Но Гонзальво не мог прочесть на грустном лице Карлоса одобрения своему плану. После недолгого молчания, он продолжал:

- Я умоляю тебя подумать о себе,-- сказал Карлос.

- Я знаю, что я поплачусь за это,-- отвечал с улыбкой Гонзальво,-- подобно тем, которые убили инквизитора Педро Арбуэза перед алтарем в Сарагоссе. Но,-- и тут лицо его опять приняло жестокое выражение,-- меня во всяком случае ожидает не более того, что готовят эти демоны молодой кроткой девушке за несколько туманных мыслей и за то, что она не так читала Ave.

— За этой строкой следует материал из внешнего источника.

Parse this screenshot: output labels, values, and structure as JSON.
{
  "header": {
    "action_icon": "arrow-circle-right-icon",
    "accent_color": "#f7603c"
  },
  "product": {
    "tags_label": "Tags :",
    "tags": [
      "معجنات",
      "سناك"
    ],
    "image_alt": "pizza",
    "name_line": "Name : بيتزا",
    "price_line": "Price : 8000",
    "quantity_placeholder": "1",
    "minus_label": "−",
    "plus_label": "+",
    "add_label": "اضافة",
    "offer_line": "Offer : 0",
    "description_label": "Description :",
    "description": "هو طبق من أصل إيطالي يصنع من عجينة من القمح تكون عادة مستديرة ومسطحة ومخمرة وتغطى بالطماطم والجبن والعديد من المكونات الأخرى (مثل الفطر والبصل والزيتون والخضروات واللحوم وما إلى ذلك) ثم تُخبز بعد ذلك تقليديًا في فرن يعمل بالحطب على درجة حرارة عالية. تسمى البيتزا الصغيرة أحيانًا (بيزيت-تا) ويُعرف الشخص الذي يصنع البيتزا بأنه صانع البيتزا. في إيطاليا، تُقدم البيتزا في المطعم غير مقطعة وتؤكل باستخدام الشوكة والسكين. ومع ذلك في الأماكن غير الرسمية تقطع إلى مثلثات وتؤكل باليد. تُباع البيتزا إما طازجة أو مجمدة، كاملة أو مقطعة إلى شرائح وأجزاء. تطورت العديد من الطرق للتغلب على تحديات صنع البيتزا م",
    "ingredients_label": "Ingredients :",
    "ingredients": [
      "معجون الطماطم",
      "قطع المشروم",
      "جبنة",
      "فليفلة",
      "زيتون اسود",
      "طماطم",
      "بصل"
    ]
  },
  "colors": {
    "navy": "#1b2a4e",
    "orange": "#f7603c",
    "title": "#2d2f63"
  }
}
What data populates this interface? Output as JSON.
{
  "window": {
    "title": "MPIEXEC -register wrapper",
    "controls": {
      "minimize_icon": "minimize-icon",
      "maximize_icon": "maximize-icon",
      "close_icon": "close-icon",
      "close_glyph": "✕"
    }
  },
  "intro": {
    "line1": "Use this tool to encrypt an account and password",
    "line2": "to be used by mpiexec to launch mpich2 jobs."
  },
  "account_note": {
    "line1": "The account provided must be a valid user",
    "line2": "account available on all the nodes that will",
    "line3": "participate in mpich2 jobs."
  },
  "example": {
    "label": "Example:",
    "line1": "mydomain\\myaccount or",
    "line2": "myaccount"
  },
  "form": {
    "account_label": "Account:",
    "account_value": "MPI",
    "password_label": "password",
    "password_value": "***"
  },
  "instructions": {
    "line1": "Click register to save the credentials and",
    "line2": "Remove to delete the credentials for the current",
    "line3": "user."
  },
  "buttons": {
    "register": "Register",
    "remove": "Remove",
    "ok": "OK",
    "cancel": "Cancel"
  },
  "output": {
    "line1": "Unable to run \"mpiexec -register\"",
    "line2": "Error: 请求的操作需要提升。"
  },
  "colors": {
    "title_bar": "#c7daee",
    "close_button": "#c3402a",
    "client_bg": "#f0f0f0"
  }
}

- Правда. Но ты будеш страдать один. А с нею всегда будет Бог.

- Я могу страдать один.

Карлос позавидовал ему за эти слова. Его приводила в содрогание мисль, что ему придется страдать одному в темнще, во время пыток. В этот момент на башне Сеневянцента ударила первая четверть того часа, который оставался у него для спасения. Что если они не встретятся с Пепе? Но он не будет думать об этом. Чтобы ни случилось нужно спасти Гонзальво. Он продолжал:

- Здесь у тебя хватит мужества пострадать одному. Но каково будеть тебе выносить потом вечное одиночество,-- вдали от Бога, без света жизни и надежды? Разве тебя удовлетворит вечная разлука с тою, для которой ты жертвуешь своею жизнью.

- Я бросаю свой жребий вместе с нею. Если на нее (чистую и непорочную) падет церковное проклятие, то оно падет и на меня. Если только церковь может открыть врата рая, то мы оба будем отвержены.

- Но ты знаешь, что ее ожидает Царство небесное. А тебя?

Гонзальво колебался.

- Пролитая кровь негодяя вряд-ли зачтется мне в грех,-- сказал он наконец.

- Бог говорит: "Не убей".

- Что же Он тогда сделает с Гонзалесом де-Мунебрага?

- То что его ожидает, превратило-бы, еслиб ты мог себе это представить, твою настоящую ненависть в чувство жалости и соболезнования. Задавал-ли ты себе мысль, что значит этот промежуток земной жизни по сравнению с безчисленными веками, ожидающими нас впереди. Подумай об этом! Несколько дней, недель, может быть месяцев страдания... и конец. За тем миллионы лет блаженства в присутствии Христа. Разве этого не довольно для них и для нас.

- Доволен ли ты сам? - внезапно спросил Гонзальво.-- Ведь ты бежишь.

Лицо Карлоса побледнело и он опустил глаза.

- Христос еще не призвал меня,-- отвечал он тихим голосом и потом прибавил, после некоторого молчания:-- Взгляни теперь на другую сторону. Неужели ты поменялся-бы местами, даже теперь, с Гонзалесом де-Мунебрага? Возьми от него его богатство, пышность и греховную роскошь, облитые кровью... и что же ожидает его? Вечный огонь, уготованный дьяволу и ангелам его.

- Вечный огонь! Я пошлю его туда в эту же ночь.

- И куда же пойдет твоя собственная грешная душа?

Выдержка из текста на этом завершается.